Remember last year, when pundits declared that the 2008 elections were proof of the South's waning hold on national politics?
That didn't jibe with our analysis at Facing South. We showed that there was evidence not only of short-term political change in the South (one-third of the region's Electoral College votes went to President-elect Obama), but an important long-term trend: the South's political clout is growing, thanks to burgeoning population growth that will translate into more Electoral College votes and Congressional seats after the 2010 Census.
We won't know exactly how many seats the South will gain until the Census wraps this December. But we have a good idea thanks to the Census Bureau's latest state population estimates, which came out last month.
Using those estimates, Election Data Services projects that Southern states will gain six Congressional seats and Electoral College votes, mostly at the expense of states in the Northeast and Midwest.
Using several different projection models, EDS concludes:
Overall, the new 2009 estimates show that ten congressional seats in 17 states have already changed at this point in the decade [...]. Seven states -- Arizona, Florida, Georgia, Nevada, South Carolina, Utah and Washington -- would each gain a seat and Texas would gain three seats if the U.S. House of Representatives were reapportioned with census population estimates for July 1, 2009.
Drilling down into the data a little further, some interesting questions and scenarios remain:
* How big will Texas get?
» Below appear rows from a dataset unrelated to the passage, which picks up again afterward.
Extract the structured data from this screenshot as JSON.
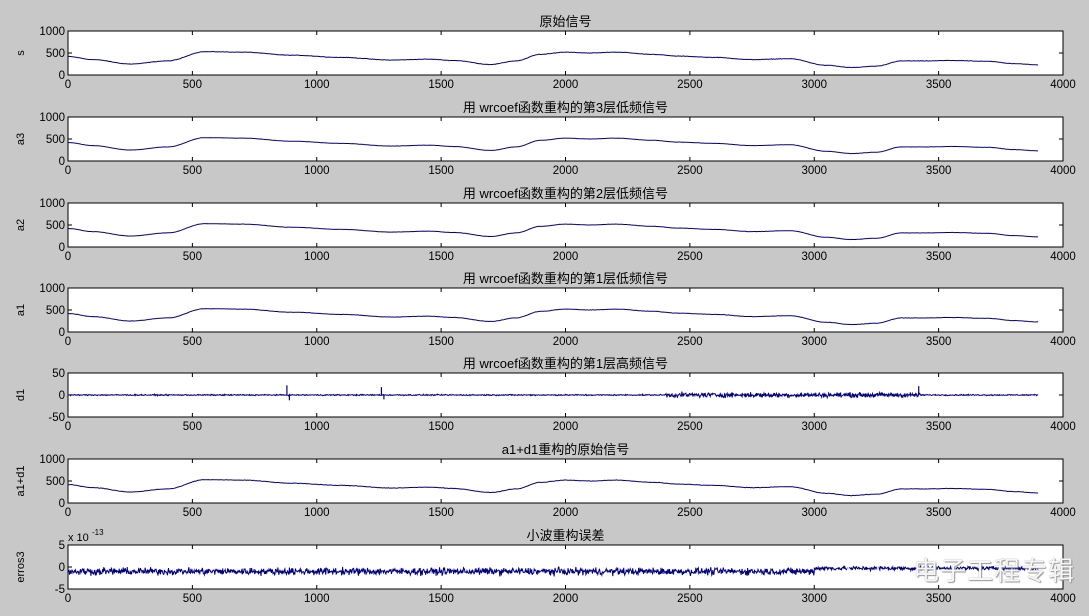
{
  "chart_data": [
    {
      "type": "line",
      "title": "原始信号",
      "ylabel": "s",
      "xlim": [
        0,
        4000
      ],
      "ylim": [
        0,
        1000
      ],
      "xticks": [
        0,
        500,
        1000,
        1500,
        2000,
        2500,
        3000,
        3500,
        4000
      ],
      "yticks": [
        0,
        500,
        1000
      ],
      "series": [
        {
          "color": "#000080",
          "kind": "smooth",
          "noise": 8,
          "x": [
            0,
            100,
            250,
            400,
            550,
            700,
            900,
            1100,
            1300,
            1450,
            1550,
            1700,
            1800,
            1900,
            2000,
            2100,
            2200,
            2350,
            2450,
            2600,
            2750,
            2900,
            3050,
            3150,
            3250,
            3350,
            3450,
            3550,
            3700,
            3800,
            3900
          ],
          "y": [
            420,
            350,
            250,
            320,
            530,
            520,
            450,
            400,
            340,
            360,
            330,
            240,
            320,
            470,
            520,
            500,
            520,
            470,
            430,
            400,
            350,
            370,
            220,
            170,
            200,
            320,
            320,
            330,
            310,
            260,
            230
          ]
        }
      ]
    },
    {
      "type": "line",
      "title": "用 wrcoef函数重构的第3层低频信号",
      "ylabel": "a3",
      "xlim": [
        0,
        4000
      ],
      "ylim": [
        0,
        1000
      ],
      "xticks": [
        0,
        500,
        1000,
        1500,
        2000,
        2500,
        3000,
        3500,
        4000
      ],
      "yticks": [
        0,
        500,
        1000
      ],
      "series": [
        {
          "color": "#000080",
          "kind": "smooth",
          "noise": 3,
          "x": [
            0,
            100,
            250,
            400,
            550,
            700,
            900,
            1100,
            1300,
            1450,
            1550,
            1700,
            1800,
            1900,
            2000,
            2100,
            2200,
            2350,
            2450,
            2600,
            2750,
            2900,
            3050,
            3150,
            3250,
            3350,
            3450,
            3550,
            3700,
            3800,
            3900
          ],
          "y": [
            420,
            350,
            250,
            320,
            530,
            520,
            450,
            400,
            340,
            360,
            330,
            240,
            320,
            470,
            520,
            500,
            520,
            470,
            430,
            400,
            350,
            370,
            220,
            170,
            200,
            320,
            320,
            330,
            310,
            260,
            230
          ]
        }
      ]
    },
    {
      "type": "line",
      "title": "用 wrcoef函数重构的第2层低频信号",
      "ylabel": "a2",
      "xlim": [
        0,
        4000
      ],
      "ylim": [
        0,
        1000
      ],
      "xticks": [
        0,
        500,
        1000,
        1500,
        2000,
        2500,
        3000,
        3500,
        4000
      ],
      "yticks": [
        0,
        500,
        1000
      ],
      "series": [
        {
          "color": "#000080",
          "kind": "smooth",
          "noise": 4,
          "x": [
            0,
            100,
            250,
            400,
            550,
            700,
            900,
            1100,
            1300,
            1450,
            1550,
            1700,
            1800,
            1900,
            2000,
            2100,
            2200,
            2350,
            2450,
            2600,
            2750,
            2900,
            3050,
            3150,
            3250,
            3350,
            3450,
            3550,
            3700,
            3800,
            3900
          ],
          "y": [
            420,
            350,
            250,
            320,
            530,
            520,
            450,
            400,
            340,
            360,
            330,
            240,
            320,
            470,
            520,
            500,
            520,
            470,
            430,
            400,
            350,
            370,
            220,
            170,
            200,
            320,
            320,
            330,
            310,
            260,
            230
          ]
        }
      ]
    },
    {
      "type": "line",
      "title": "用 wrcoef函数重构的第1层低频信号",
      "ylabel": "a1",
      "xlim": [
        0,
        4000
      ],
      "ylim": [
        0,
        1000
      ],
      "xticks": [
        0,
        500,
        1000,
        1500,
        2000,
        2500,
        3000,
        3500,
        4000
      ],
      "yticks": [
        0,
        500,
        1000
      ],
      "series": [
        {
          "color": "#000080",
          "kind": "smooth",
          "noise": 6,
          "x": [
            0,
            100,
            250,
            400,
            550,
            700,
            900,
            1100,
            1300,
            1450,
            1550,
            1700,
            1800,
            1900,
            2000,
            2100,
            2200,
            2350,
            2450,
            2600,
            2750,
            2900,
            3050,
            3150,
            3250,
            3350,
            3450,
            3550,
            3700,
            3800,
            3900
          ],
          "y": [
            420,
            350,
            250,
            320,
            530,
            520,
            450,
            400,
            340,
            360,
            330,
            240,
            320,
            470,
            520,
            500,
            520,
            470,
            430,
            400,
            350,
            370,
            220,
            170,
            200,
            320,
            320,
            330,
            310,
            260,
            230
          ]
        }
      ]
    },
    {
      "type": "line",
      "title": "用 wrcoef函数重构的第1层高频信号",
      "ylabel": "d1",
      "xlim": [
        0,
        4000
      ],
      "ylim": [
        -50,
        50
      ],
      "xticks": [
        0,
        500,
        1000,
        1500,
        2000,
        2500,
        3000,
        3500,
        4000
      ],
      "yticks": [
        -50,
        0,
        50
      ],
      "series": [
        {
          "color": "#000080",
          "kind": "noise",
          "segments": [
            {
              "from": 0,
              "to": 2400,
              "amp": 2
            },
            {
              "from": 2400,
              "to": 3430,
              "amp": 8
            },
            {
              "from": 3430,
              "to": 3900,
              "amp": 2
            }
          ],
          "spikes": [
            {
              "x": 880,
              "y": 22
            },
            {
              "x": 890,
              "y": -12
            },
            {
              "x": 1260,
              "y": 18
            },
            {
              "x": 1270,
              "y": -10
            },
            {
              "x": 3420,
              "y": 20
            }
          ]
        }
      ]
    },
    {
      "type": "line",
      "title": "a1+d1重构的原始信号",
      "ylabel": "a1+d1",
      "xlim": [
        0,
        4000
      ],
      "ylim": [
        0,
        1000
      ],
      "xticks": [
        0,
        500,
        1000,
        1500,
        2000,
        2500,
        3000,
        3500,
        4000
      ],
      "yticks": [
        0,
        500,
        1000
      ],
      "series": [
        {
          "color": "#000080",
          "kind": "smooth",
          "noise": 8,
          "x": [
            0,
            100,
            250,
            400,
            550,
            700,
            900,
            1100,
            1300,
            1450,
            1550,
            1700,
            1800,
            1900,
            2000,
            2100,
            2200,
            2350,
            2450,
            2600,
            2750,
            2900,
            3050,
            3150,
            3250,
            3350,
            3450,
            3550,
            3700,
            3800,
            3900
          ],
          "y": [
            420,
            350,
            250,
            320,
            530,
            520,
            450,
            400,
            340,
            360,
            330,
            240,
            320,
            470,
            520,
            500,
            520,
            470,
            430,
            400,
            350,
            370,
            220,
            170,
            200,
            320,
            320,
            330,
            310,
            260,
            230
          ]
        }
      ]
    },
    {
      "type": "line",
      "title": "小波重构误差",
      "ylabel": "erros3",
      "exponent_label": "x 10",
      "exponent_power": "-13",
      "xlim": [
        0,
        4000
      ],
      "ylim": [
        -5,
        5
      ],
      "xticks": [
        0,
        500,
        1000,
        1500,
        2000,
        2500,
        3000,
        3500,
        4000
      ],
      "yticks": [
        -5,
        0,
        5
      ],
      "series": [
        {
          "color": "#000080",
          "kind": "noise",
          "segments": [
            {
              "from": 0,
              "to": 3000,
              "amp": 1.2,
              "offset": -1.0
            },
            {
              "from": 3000,
              "to": 3900,
              "amp": 0.7,
              "offset": -0.3
            }
          ]
        }
      ]
    }
  ],
  "watermark": {
    "text": "电子工程专辑"
  }
}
Texas will be the biggest gainer, but by how much? EDS conservatively estimates the Lone Star state will pick up three Congressional seats/Electoral College votes. But a projection based on more recent population growth -- which has stayed high in Texas while other states like Florida and North Carolina have leveled off -- shows it gaining four.
* Will troops mean gains for North Carolina? Fast-growing NC has been a top contender for picking up a seat after 2010. But EDS says "all six models now show the state will just miss gaining an additional seat next year." But there's a big wild card: None of the EDS projections account for military personnel stationed overseas -- a major factor in military-friendly North Carolina, whose growing bases helped the Tar Heel state gain a seat in 2000 over Utah.
* National surprises? Changing population trends are creating question marks in other parts of the country. Oregon, once considered a shoo-in for gaining a seat, now appears out of the running. California was projected to lose a seat last year, but now appears safe. Growth has stalled in Arizona and Nevada, but they're still safe to gain a seat each, maybe two for Arizona.
And then there's Louisiana. With the five-year anniversary of Katrina approaching, all of EDS' projections show the state losing a Congressional seat.
There will likely be a few surprises after the 2010 Census count has wrapped. But the broader trend is clear: a shift in population and political power to the South and West.